Um dos organizadores da campanha de independência, Paolo Bernardini disse a um jornal britânico: “Apesar da história nunca se repetir, estamos vivenciando agora um forte retorno das pequenas nações. Países pequenos e prósperos, que interagem um com o outro no mundo globalizado. O mundo inteiro está se encaminhando para uma fragmentação. Uma fragmentação positiva”.

Motivos da separação

A vontade de separação é antiga. A cidade tem orgulho do seu passado de glórias e prosperidade, que terminou quando Napoleão invadiu a região em 1797. Depois a cidade ficou sob o domínio do Império austríaco e depois virou parte da recém-criada república italiana.
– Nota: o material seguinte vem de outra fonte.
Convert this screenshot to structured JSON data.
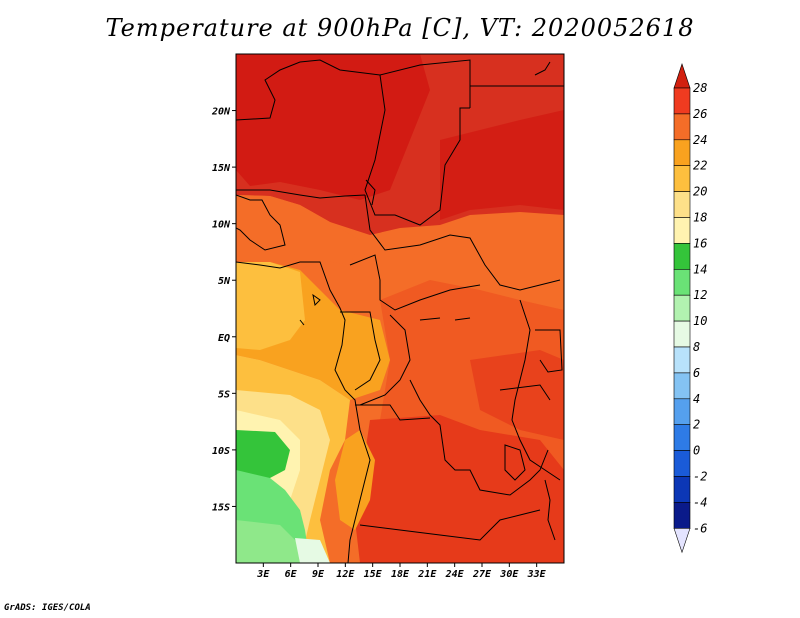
{
  "title": "Temperature at 900hPa [C], VT: 2020052618",
  "footer": "GrADS: IGES/COLA",
  "map": {
    "lon_range": [
      0,
      36
    ],
    "lat_range": [
      -20,
      25
    ],
    "y_ticks": [
      "20N",
      "15N",
      "10N",
      "5N",
      "EQ",
      "5S",
      "10S",
      "15S"
    ],
    "x_ticks": [
      "3E",
      "6E",
      "9E",
      "12E",
      "15E",
      "18E",
      "21E",
      "24E",
      "27E",
      "30E",
      "33E"
    ]
  },
  "colorbar": {
    "labels": [
      "28",
      "26",
      "24",
      "22",
      "20",
      "18",
      "16",
      "14",
      "12",
      "10",
      "8",
      "6",
      "4",
      "2",
      "0",
      "-2",
      "-4",
      "-6"
    ],
    "colors": [
      "#d7301f",
      "#f03b20",
      "#f46d28",
      "#f9a21f",
      "#fdbf3e",
      "#fde089",
      "#fff3b0",
      "#34c43a",
      "#6ae276",
      "#b2f2b0",
      "#e6fae4",
      "#b8e2fb",
      "#84c3f3",
      "#55a0ee",
      "#2e7be6",
      "#1a5bd8",
      "#0c37b6",
      "#0a1a8a",
      "#06064e"
    ],
    "top_arrow_color": "#d2200f",
    "bottom_arrow_color": "#e4e4ff"
  }
}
Além disso, a economia também conta: Veneza reclama de enviar 71 bilhões de euros em impostos para Roma e receber apenas 50 bilhões de volta em forma de investimentos e serviços. Se manter unida ao país em crise econômica e a região do sul é aceitar um prejuízo.

Segundo Nicola Gardin, coordenador da campanha, ao Yahoo: “Nós não queremos mais ser parte de um país que está contra a parede. Nada funciona mais. A Itália está decaindo com uma enorme dívida pública. Milhares de negócios fecharam, já até perdemos a conta de quantas pessoas cometeram suicídio na região de Veneto”, completou Gardin.

Desde 2007, 85 mil moradores de Veneto perderam seus empregos e oito mil negócios locais fecharam as portas.